For about 15 years now I’ve been participating in an annual survey run by the Asahi Glass Foundation on “Environmental Problems and the Survival of Mankind.” The foundation polls “environmentally conscious experts in the private and public sectors around the world” for their opinions about the ultimate survivability of humankind in the face of environmental threats.
From the responses, Asahi comes up with a “Doomsday clock” analogous to the famous one maintained by the Bulletin of the Atomic Scientists that measures the threat of global nuclear weapons disaster. The Bulletin’s clock is currently set at five minutes to midnight.The Asahi questionnaire asks:
“To what extent do you feel that the current deterioration of the global environment has created a crisis that will affect the continuance of the human race? Write a time within the range 0:01 to 12:00 corresponding to the extent of your concern.”
In keeping with slower pace of environmental deterioration than nuclear holocaust, I suppose, the respondents to the Asahi survey say collectively that it’s about 9:31. In 1992, when the survey was first taken, respondents put the time at 7:49. The clock has fluctuated in terms of its optimism since then, but has gradually gotten later and later.
Since I’m not an expert in much of anything, it’s unclear to me how I was selected to participate in this annual exercise. I got an early questionnaire from the foundation when I was the environment writer for a daily newspaper. I filled it out, returned it, and they’ve been including me in their mailing list ever since.
I’m not the typical respondent, though. Most of them have long titles: “Professor, Russian Academy of Science, Far Eastern Branch, Economic Research Service”; “Ministry for Foreign Affairs, Austria”; “Parks and Wildlife Management Authority, Zimbabwe.” The survey is not a random one, either, being top heavy with scientists and government officials from Japan, lots of people from China and elsewhere in the Far East.
But within those constraints, the survey has some interesting things to say. These are people who work with these issues every day. The largest perceived problem, regardless of the geographic region of the respondent, is global warming. Second largest is “deforestation, desertification and loss of biodiversity.” Between 2002 and 2007, perceived progress in global warming was actually worse, meaning that the experts don’t think that enough is being done.
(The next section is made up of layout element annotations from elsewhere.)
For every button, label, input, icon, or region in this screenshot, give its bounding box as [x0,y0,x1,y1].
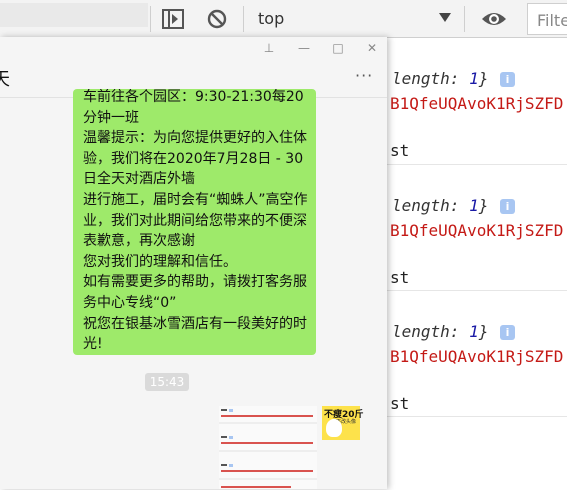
message-bubble[interactable]: 车前往各个园区：9:30-21:30每20分钟一班 温馨提示：为向您提供更好的入… [73,89,316,355]
toolbar-divider [150,6,151,32]
more-options-button[interactable]: ··· [355,66,373,85]
close-button[interactable]: ✕ [364,40,380,56]
info-icon[interactable]: i [500,72,515,87]
sticker-image[interactable]: 不瘦20斤 不改头像 [322,406,364,440]
info-icon[interactable]: i [500,199,515,214]
object-preview[interactable]: length: 1} [392,196,488,215]
image-thumbnail[interactable] [219,406,317,489]
type-label: st [390,394,410,413]
toolbar-divider [464,6,465,32]
clear-console-icon[interactable] [206,9,228,29]
minimize-button[interactable]: — [296,40,312,56]
object-preview[interactable]: length: 1} [392,69,488,88]
maximize-button[interactable]: □ [330,40,346,56]
pin-icon[interactable]: ⊥ [261,40,277,56]
context-dropdown-arrow-icon[interactable] [439,13,451,22]
object-preview[interactable]: length: 1} [392,322,488,341]
string-value: B1QfeUQAvoK1RjSZFD [390,221,564,240]
window-titlebar: ⊥ — □ ✕ [0,37,387,60]
devtools-tab-strip[interactable] [0,3,148,27]
context-selector[interactable]: top [258,9,284,28]
sticker-character-icon [326,419,342,437]
message-timestamp: 15:43 [145,373,189,391]
info-icon[interactable]: i [500,325,515,340]
string-value: B1QfeUQAvoK1RjSZFD [390,94,564,113]
filter-placeholder: Filte [537,11,567,30]
string-value: B1QfeUQAvoK1RjSZFD [390,347,564,366]
type-label: st [390,141,410,160]
chat-title: 天 [0,69,10,90]
screenshot-preview-icon [219,406,317,489]
live-expression-eye-icon[interactable] [481,9,507,29]
type-label: st [390,268,410,287]
chat-window: ⊥ — □ ✕ 天 ··· 车前往各个园区：9:30-21:30每20分钟一班 … [0,37,387,489]
toolbar-divider [243,6,244,32]
filter-input[interactable]: Filte [527,3,567,35]
devtools-toolbar: top Filte [0,0,567,38]
message-text: 车前往各个园区：9:30-21:30每20分钟一班 温馨提示：为向您提供更好的入… [83,89,308,353]
sidebar-toggle-icon[interactable] [162,9,184,29]
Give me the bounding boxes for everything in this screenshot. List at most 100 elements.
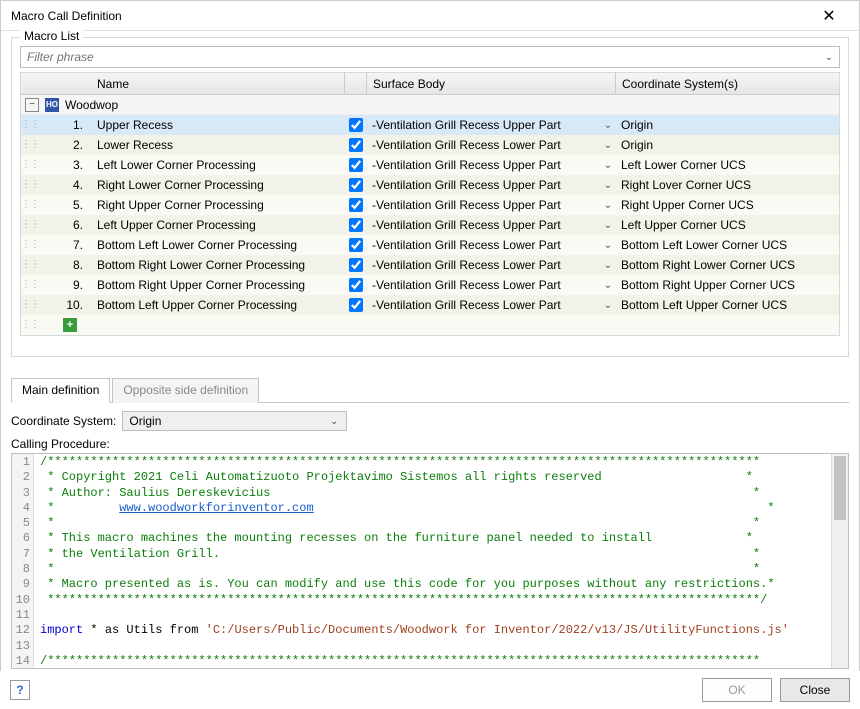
row-checkbox[interactable] <box>349 118 363 132</box>
drag-handle-icon[interactable]: ⋮⋮ <box>21 241 39 249</box>
scroll-thumb[interactable] <box>834 456 846 520</box>
close-button[interactable]: Close <box>780 678 850 702</box>
author-link[interactable]: www.woodworkforinventor.com <box>119 501 313 515</box>
row-name[interactable]: Right Upper Corner Processing <box>89 198 344 212</box>
scrollbar[interactable] <box>831 454 848 668</box>
code-editor[interactable]: 1 2 3 4 5 6 7 8 9 10 11 12 13 14 /******… <box>11 453 849 669</box>
chevron-down-icon[interactable]: ⌄ <box>601 280 615 291</box>
drag-handle-icon[interactable]: ⋮⋮ <box>21 161 39 169</box>
row-number: 10. <box>39 298 89 312</box>
table-row[interactable]: ⋮⋮5.Right Upper Corner Processing-Ventil… <box>21 195 839 215</box>
row-name[interactable]: Bottom Right Upper Corner Processing <box>89 278 344 292</box>
add-row[interactable]: ⋮⋮ + <box>21 315 839 335</box>
filter-input[interactable] <box>25 49 823 65</box>
row-cs[interactable]: Bottom Right Lower Corner UCS <box>615 258 839 272</box>
macro-grid: Name Surface Body Coordinate System(s) −… <box>20 72 840 336</box>
row-surface[interactable]: -Ventilation Grill Recess Upper Part <box>366 198 601 212</box>
row-surface[interactable]: -Ventilation Grill Recess Upper Part <box>366 218 601 232</box>
row-surface[interactable]: -Ventilation Grill Recess Upper Part <box>366 118 601 132</box>
chevron-down-icon[interactable]: ⌄ <box>823 52 835 63</box>
row-cs[interactable]: Right Upper Corner UCS <box>615 198 839 212</box>
chevron-down-icon[interactable]: ⌄ <box>601 220 615 231</box>
row-name[interactable]: Bottom Left Lower Corner Processing <box>89 238 344 252</box>
row-number: 4. <box>39 178 89 192</box>
collapse-icon[interactable]: − <box>25 98 39 112</box>
row-number: 2. <box>39 138 89 152</box>
chevron-down-icon[interactable]: ⌄ <box>601 200 615 211</box>
row-surface[interactable]: -Ventilation Grill Recess Lower Part <box>366 238 601 252</box>
drag-handle-icon[interactable]: ⋮⋮ <box>21 261 39 269</box>
table-row[interactable]: ⋮⋮2.Lower Recess -Ventilation Grill Reces… <box>21 135 839 155</box>
group-label: Woodwop <box>65 98 118 112</box>
drag-handle-icon[interactable]: ⋮⋮ <box>21 201 39 209</box>
tab-opposite[interactable]: Opposite side definition <box>112 378 259 403</box>
table-row[interactable]: ⋮⋮1.Upper Recess -Ventilation Grill Reces… <box>21 115 839 135</box>
drag-handle-icon[interactable]: ⋮⋮ <box>21 141 39 149</box>
drag-handle-icon[interactable]: ⋮⋮ <box>21 301 39 309</box>
row-name[interactable]: Bottom Right Lower Corner Processing <box>89 258 344 272</box>
row-checkbox[interactable] <box>349 238 363 252</box>
close-icon[interactable]: ✕ <box>807 2 851 30</box>
chevron-down-icon[interactable]: ⌄ <box>601 180 615 191</box>
row-surface[interactable]: -Ventilation Grill Recess Lower Part <box>366 298 601 312</box>
chevron-down-icon[interactable]: ⌄ <box>601 120 615 131</box>
help-button[interactable]: ? <box>10 680 30 700</box>
row-surface[interactable]: -Ventilation Grill Recess Upper Part <box>366 178 601 192</box>
row-name[interactable]: Left Lower Corner Processing <box>89 158 344 172</box>
group-row[interactable]: − HO Woodwop <box>21 95 839 115</box>
row-surface[interactable]: -Ventilation Grill Recess Lower Part <box>366 278 601 292</box>
row-checkbox[interactable] <box>349 218 363 232</box>
header-name[interactable]: Name <box>89 77 344 91</box>
chevron-down-icon[interactable]: ⌄ <box>601 300 615 311</box>
coord-system-select[interactable]: Origin ⌄ <box>122 411 347 431</box>
row-name[interactable]: Upper Recess <box>89 118 344 132</box>
row-checkbox[interactable] <box>349 158 363 172</box>
row-surface[interactable]: -Ventilation Grill Recess Upper Part <box>366 158 601 172</box>
grid-body: ⋮⋮1.Upper Recess-Ventilation Grill Reces… <box>21 115 839 315</box>
row-cs[interactable]: Left Upper Corner UCS <box>615 218 839 232</box>
row-cs[interactable]: Origin <box>615 118 839 132</box>
table-row[interactable]: ⋮⋮3.Left Lower Corner Processing-Ventila… <box>21 155 839 175</box>
chevron-down-icon[interactable]: ⌄ <box>601 160 615 171</box>
table-row[interactable]: ⋮⋮6.Left Upper Corner Processing-Ventila… <box>21 215 839 235</box>
drag-handle-icon[interactable]: ⋮⋮ <box>21 221 39 229</box>
chevron-down-icon[interactable]: ⌄ <box>601 260 615 271</box>
row-cs[interactable]: Bottom Right Upper Corner UCS <box>615 278 839 292</box>
row-surface[interactable]: -Ventilation Grill Recess Lower Part <box>366 258 601 272</box>
header-surface[interactable]: Surface Body <box>366 73 601 94</box>
filter-input-row[interactable]: ⌄ <box>20 46 840 68</box>
chevron-down-icon[interactable]: ⌄ <box>601 240 615 251</box>
table-row[interactable]: ⋮⋮10.Bottom Left Upper Corner Processing… <box>21 295 839 315</box>
row-checkbox[interactable] <box>349 178 363 192</box>
drag-handle-icon[interactable]: ⋮⋮ <box>21 181 39 189</box>
chevron-down-icon[interactable]: ⌄ <box>328 416 340 427</box>
row-name[interactable]: Bottom Left Upper Corner Processing <box>89 298 344 312</box>
row-checkbox[interactable] <box>349 298 363 312</box>
row-name[interactable]: Right Lower Corner Processing <box>89 178 344 192</box>
table-row[interactable]: ⋮⋮9.Bottom Right Upper Corner Processing… <box>21 275 839 295</box>
drag-handle-icon[interactable]: ⋮⋮ <box>21 121 39 129</box>
row-checkbox[interactable] <box>349 278 363 292</box>
table-row[interactable]: ⋮⋮7.Bottom Left Lower Corner Processing-… <box>21 235 839 255</box>
row-surface[interactable]: -Ventilation Grill Recess Lower Part <box>366 138 601 152</box>
drag-handle-icon[interactable]: ⋮⋮ <box>21 281 39 289</box>
row-cs[interactable]: Origin <box>615 138 839 152</box>
ok-button[interactable]: OK <box>702 678 772 702</box>
plus-icon[interactable]: + <box>63 318 77 332</box>
row-name[interactable]: Left Upper Corner Processing <box>89 218 344 232</box>
row-name[interactable]: Lower Recess <box>89 138 344 152</box>
chevron-down-icon[interactable]: ⌄ <box>601 140 615 151</box>
row-number: 1. <box>39 118 89 132</box>
row-checkbox[interactable] <box>349 258 363 272</box>
row-cs[interactable]: Right Lover Corner UCS <box>615 178 839 192</box>
row-cs[interactable]: Left Lower Corner UCS <box>615 158 839 172</box>
row-cs[interactable]: Bottom Left Upper Corner UCS <box>615 298 839 312</box>
code-content[interactable]: /***************************************… <box>34 454 831 668</box>
row-cs[interactable]: Bottom Left Lower Corner UCS <box>615 238 839 252</box>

Global warming was the focal issue of the 2006 survey. The theme that runs through it like a coalescing ribbon is one of fairness. By a wide margin, respondents believed that developing countries should meed tough greenhouse gas standards, but that developed countries should provide financial and technical support to achieve these goals. How to achieve them sees less of a consensus, however, About equal numbers of respondents — 32 percent –want to create and economic structure that assigns a value to carbon, versus creating “reduction objectives within a framework like the Kyoto Protocol,” which can bee seen as a call for more traditional regulation as opposed to market based mechanisms. The most likely road to these changes are to “promote transition to low carbon technologies.”
Most studies of the economic future of alternative energy resources show a strong reliance on wind power. But except for the U.S. and Western Europe, experts from most of the regions of the world seem to think that solar power is the most realistic source of energy to replace to carbon based fuels.